Before we delve into what is or isn’t working let’s give thanks to Almighty God and to the hard-working unappreciated men and women of the JCF and the JDF for the 18% reduction in homicides this year against last year’s numbers.
Last year the police reported that 1617 Jamaicans were murdered over the course of the year. If the present trend holds it means that a calculated 291 fewer Jamaicans will be killed this year. That is reason to celebrate!
In the same way that 1617 people were slaughtered last year it is reasonable to conclude that there are readily identifiable reasons which thus far this year has caused fewer people to lose their lives.
The state of emergency in parts of St. James and St. Catherine has seen a dramatic reduction in crime, not just homicides but other major crimes as well.
Though commendable, it is important to recognize that the benefits derived from the state of emergency declared and enforced in those areas is not a sustainable strategy for the long run.
The Jamaican daily, (Jamaica-gleaner.com) Editorialized that fact arguing that “limits are placed on citizens’ rights and that their communities are under watch by large numbers of police and soldiers”.
Ahh yeah, that is generally what a state of emergency is.
I have no quarrel with the idea of the unsustainability of the emergency powers given to the security forces. But of course, the Editors of that daily newspaper cannot make a sensible statement without acting like a cow which gives a pail of milk and then turns around and kicks it over.
Pomposity, grandiosity and pure [bull-shit-tery] always take over with these folks.
“States of public emergency, with their impingement of constitutionally guaranteed fundamental rights and freedoms, were not intended to be long-term policing tools in democratic societies, but short-term responses to security threats. In that regard, we question the sustainability of the existing ones. Further, with less than five percent of the well over 2,000 people detained in St James not charged for any crime, it is moot whether it is the state of emergency per se or the heightened presence of the security forces, that is responsible for the decline in killings”.
It is always the obnoxious nature of these editorials which gets me upset. Of course, we all agree that states of emergencies are not long-term, not sustainable but for God’s sake why are you talking about “long-term policing tools in democratic societies, but short-term responses to security threats”.

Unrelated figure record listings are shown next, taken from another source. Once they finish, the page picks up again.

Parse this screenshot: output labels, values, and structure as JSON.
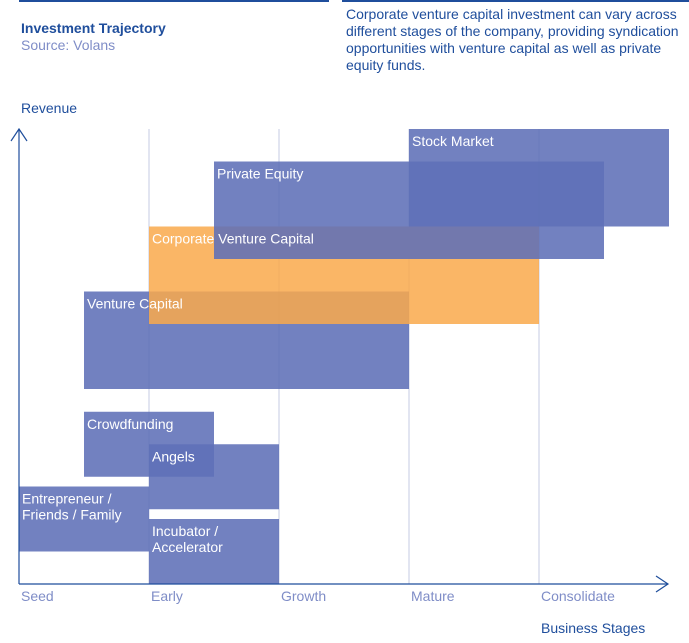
{
  "header": {
    "title": "Investment Trajectory",
    "source": "Source: Volans",
    "description": "Corporate venture capital investment can vary across different stages of the company, providing syndication opportunities with venture capital as well as private equity funds."
  },
  "colors": {
    "accent": "#1f4e9c",
    "blue_bar": "#5e6fb7",
    "orange_bar": "#f9a94b",
    "muted_text": "#7f8dc7",
    "gridline": "#c5cbe3"
  },
  "chart_data": {
    "type": "range-bar",
    "title": "Investment Trajectory",
    "subtitle": "Source: Volans",
    "xlabel": "Business Stages",
    "ylabel": "Revenue",
    "x_categories": [
      "Seed",
      "Early",
      "Growth",
      "Mature",
      "Consolidate"
    ],
    "x_range": [
      0,
      5
    ],
    "y_range": [
      0,
      14
    ],
    "grid": "vertical",
    "note": "Bars span business stages (x, in stage units starting at Seed=0) and relative revenue level (y, unitless, estimated).",
    "series": [
      {
        "name": "Entrepreneur / Friends / Family",
        "label_lines": [
          "Entrepreneur /",
          "Friends / Family"
        ],
        "x_start": 0.0,
        "x_end": 1.0,
        "y_low": 1.0,
        "y_high": 3.0,
        "color": "blue"
      },
      {
        "name": "Incubator / Accelerator",
        "label_lines": [
          "Incubator /",
          "Accelerator"
        ],
        "x_start": 1.0,
        "x_end": 2.0,
        "y_low": 0.0,
        "y_high": 2.0,
        "color": "blue"
      },
      {
        "name": "Angels",
        "label_lines": [
          "Angels"
        ],
        "x_start": 1.0,
        "x_end": 2.0,
        "y_low": 2.3,
        "y_high": 4.3,
        "color": "blue"
      },
      {
        "name": "Crowdfunding",
        "label_lines": [
          "Crowdfunding"
        ],
        "x_start": 0.5,
        "x_end": 1.5,
        "y_low": 3.3,
        "y_high": 5.3,
        "color": "blue"
      },
      {
        "name": "Venture Capital",
        "label_lines": [
          "Venture Capital"
        ],
        "x_start": 0.5,
        "x_end": 3.0,
        "y_low": 6.0,
        "y_high": 9.0,
        "color": "blue"
      },
      {
        "name": "Corporate Venture Capital",
        "label_lines": [
          "Corporate Venture Capital"
        ],
        "x_start": 1.0,
        "x_end": 4.0,
        "y_low": 8.0,
        "y_high": 11.0,
        "color": "orange"
      },
      {
        "name": "Private Equity",
        "label_lines": [
          "Private Equity"
        ],
        "x_start": 1.5,
        "x_end": 4.5,
        "y_low": 10.0,
        "y_high": 13.0,
        "color": "blue"
      },
      {
        "name": "Stock Market",
        "label_lines": [
          "Stock Market"
        ],
        "x_start": 3.0,
        "x_end": 5.0,
        "y_low": 11.0,
        "y_high": 14.0,
        "color": "blue"
      }
    ]
  }
}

Should the Government not do something about the bloodshed? The state of emergency declared in St James and St Catherine are exactly short-term responses to the threats residents faced.
Would the editorial board of the Gleaner be more comfortable with 18% more Jamaicans killed in order to maintain a façade of a democratic society?

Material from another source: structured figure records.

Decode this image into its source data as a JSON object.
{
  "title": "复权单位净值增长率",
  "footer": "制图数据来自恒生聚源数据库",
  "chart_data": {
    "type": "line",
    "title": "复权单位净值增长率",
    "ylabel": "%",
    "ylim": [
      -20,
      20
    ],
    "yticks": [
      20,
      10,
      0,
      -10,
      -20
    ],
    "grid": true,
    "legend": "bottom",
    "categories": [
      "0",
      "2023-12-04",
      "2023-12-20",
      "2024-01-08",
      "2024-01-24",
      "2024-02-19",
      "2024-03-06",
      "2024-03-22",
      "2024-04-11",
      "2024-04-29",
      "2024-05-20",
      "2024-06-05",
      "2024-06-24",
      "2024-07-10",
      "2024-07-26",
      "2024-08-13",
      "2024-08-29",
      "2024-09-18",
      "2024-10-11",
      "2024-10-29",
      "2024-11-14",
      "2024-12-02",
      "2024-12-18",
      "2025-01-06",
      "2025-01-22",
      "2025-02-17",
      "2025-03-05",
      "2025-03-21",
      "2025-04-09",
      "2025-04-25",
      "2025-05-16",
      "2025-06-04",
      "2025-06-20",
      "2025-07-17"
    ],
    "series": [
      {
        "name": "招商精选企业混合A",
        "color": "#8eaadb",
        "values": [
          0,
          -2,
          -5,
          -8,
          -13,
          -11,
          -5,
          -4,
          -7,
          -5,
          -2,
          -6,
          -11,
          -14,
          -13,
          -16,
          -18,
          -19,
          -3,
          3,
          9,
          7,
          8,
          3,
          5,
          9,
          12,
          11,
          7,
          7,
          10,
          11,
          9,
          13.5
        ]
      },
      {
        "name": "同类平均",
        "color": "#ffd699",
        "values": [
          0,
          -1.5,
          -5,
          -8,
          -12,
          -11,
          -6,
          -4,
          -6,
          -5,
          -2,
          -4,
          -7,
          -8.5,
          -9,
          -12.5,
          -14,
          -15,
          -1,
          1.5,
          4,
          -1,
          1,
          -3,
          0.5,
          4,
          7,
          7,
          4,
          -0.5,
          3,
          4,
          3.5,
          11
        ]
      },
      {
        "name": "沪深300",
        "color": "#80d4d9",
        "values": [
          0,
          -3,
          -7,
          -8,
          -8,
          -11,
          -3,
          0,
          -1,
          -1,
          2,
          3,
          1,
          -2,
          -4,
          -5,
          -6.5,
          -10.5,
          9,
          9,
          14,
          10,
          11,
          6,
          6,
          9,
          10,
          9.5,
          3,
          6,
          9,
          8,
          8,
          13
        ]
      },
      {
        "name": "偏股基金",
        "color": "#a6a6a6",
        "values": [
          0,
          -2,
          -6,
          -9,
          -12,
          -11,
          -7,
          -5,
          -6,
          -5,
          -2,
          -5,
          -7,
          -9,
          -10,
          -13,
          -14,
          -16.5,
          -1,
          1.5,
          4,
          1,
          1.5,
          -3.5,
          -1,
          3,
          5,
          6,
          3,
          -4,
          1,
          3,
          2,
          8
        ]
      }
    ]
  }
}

I suggest that the Gleaner editors take a first aid class where they will learn the procedures and protocols of treating a casualty. If there is bleeding stop the bleeding where possible, make the casualty comfortable, reassure the casualty, get the casualty to a hospital.

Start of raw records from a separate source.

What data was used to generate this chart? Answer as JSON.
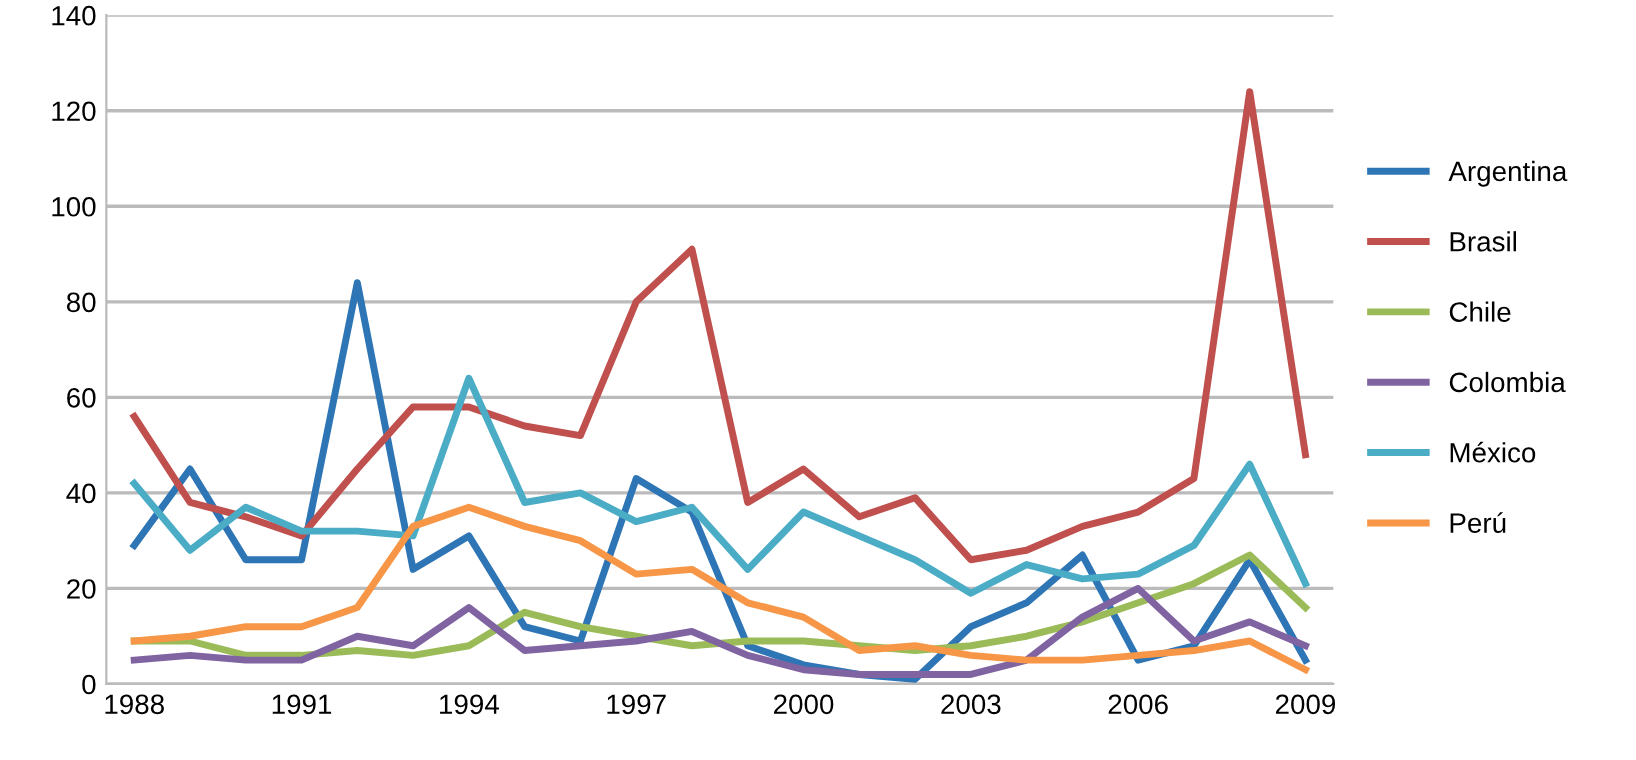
{
  "chart_data": {
    "type": "line",
    "categories": [
      "1988",
      null,
      null,
      "1991",
      null,
      null,
      "1994",
      null,
      null,
      "1997",
      null,
      null,
      "2000",
      null,
      null,
      "2003",
      null,
      null,
      "2006",
      null,
      null,
      "2009"
    ],
    "series": [
      {
        "name": "Argentina",
        "color": "#2e75b6",
        "values": [
          29,
          45,
          26,
          26,
          84,
          24,
          31,
          12,
          9,
          43,
          36,
          8,
          4,
          2,
          1,
          12,
          17,
          27,
          5,
          8,
          26,
          5
        ]
      },
      {
        "name": "Brasil",
        "color": "#c0504d",
        "values": [
          56,
          38,
          35,
          31,
          45,
          58,
          58,
          54,
          52,
          80,
          91,
          38,
          45,
          35,
          39,
          26,
          28,
          33,
          36,
          43,
          124,
          48
        ]
      },
      {
        "name": "Chile",
        "color": "#9bbb59",
        "values": [
          9,
          9,
          6,
          6,
          7,
          6,
          8,
          15,
          12,
          10,
          8,
          9,
          9,
          8,
          7,
          8,
          10,
          13,
          17,
          21,
          27,
          16
        ]
      },
      {
        "name": "Colombia",
        "color": "#8064a2",
        "values": [
          5,
          6,
          5,
          5,
          10,
          8,
          16,
          7,
          8,
          9,
          11,
          6,
          3,
          2,
          2,
          2,
          5,
          14,
          20,
          9,
          13,
          8
        ]
      },
      {
        "name": "México",
        "color": "#4bacc6",
        "values": [
          42,
          28,
          37,
          32,
          32,
          31,
          64,
          38,
          40,
          34,
          37,
          24,
          36,
          31,
          26,
          19,
          25,
          22,
          23,
          29,
          46,
          21
        ]
      },
      {
        "name": "Perú",
        "color": "#f79646",
        "values": [
          9,
          10,
          12,
          12,
          16,
          33,
          37,
          33,
          30,
          23,
          24,
          17,
          14,
          7,
          8,
          6,
          5,
          5,
          6,
          7,
          9,
          3
        ]
      }
    ],
    "ylim": [
      0,
      140
    ],
    "yticks": [
      0,
      20,
      40,
      60,
      80,
      100,
      120,
      140
    ],
    "grid": "y",
    "legend": "right",
    "marker": "none",
    "line_style": "solid"
  }
}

The Government has stopped some of the bleedings in some of the more violent communities, (hence the drop in homicides). Talk to some of the people in those areas, based on their past experiences and they are ecstatic that the security forces are visible in their communities.
Look, I am not one who believes that the show of force in high-risk communities is a sustainable policing strategy. Nevertheless, I believe that over the span of a year the idea of 291 fewer dead Jamaicans is not such a bad idea.
As I have stated in previous articles, there is no way that the elites, including those at the Gleaner and the fake upper crust of the society, would give a police officer who came up through the ranks the leverage and deference given Antony Anderson.
Anderson spent his life in the military, a military which has never seen a war of any kind, yet he attained the rank of major general without any battle experience.
Nevertheless, the idea that he was qualified to be commissioner of police for Jamaica based on his bona fides, impressive though they are, was as laughable as the prospect of a reality TV star becoming a competent President of the United States.
The Gleaner’s shock that Antony Anderson is deathly silent on any strategic crime policy (outside of the implementation of the state of emergency) is really laughable if they weren’t so pathetic. They were all clamoring for him to be named commissioner of police because of course, he has a certain skill-set.
He cannot formulate strategies in areas in which he has no expertise. Being commissioner of police requires policing and legal know-how. No, the fact that one has a certain skillset does not give that person expertise in all disciplines.
Anderson is learning on the job and as such, the nation will have to be satisfied with what it gets. In the meantime, we pray for the police officers and soldiers who are putting their bodies between the anarchists and the public.
We pray for the innocent people who are denied credible and professional service based on our country’s stubborn insistence on pretending it is a developed country.
Thanks to those who continue to do the heavy lifting against the counterproductive unveiling of murals honoring criminals.
Thank you for your service, even though many absolutely do not deserve it.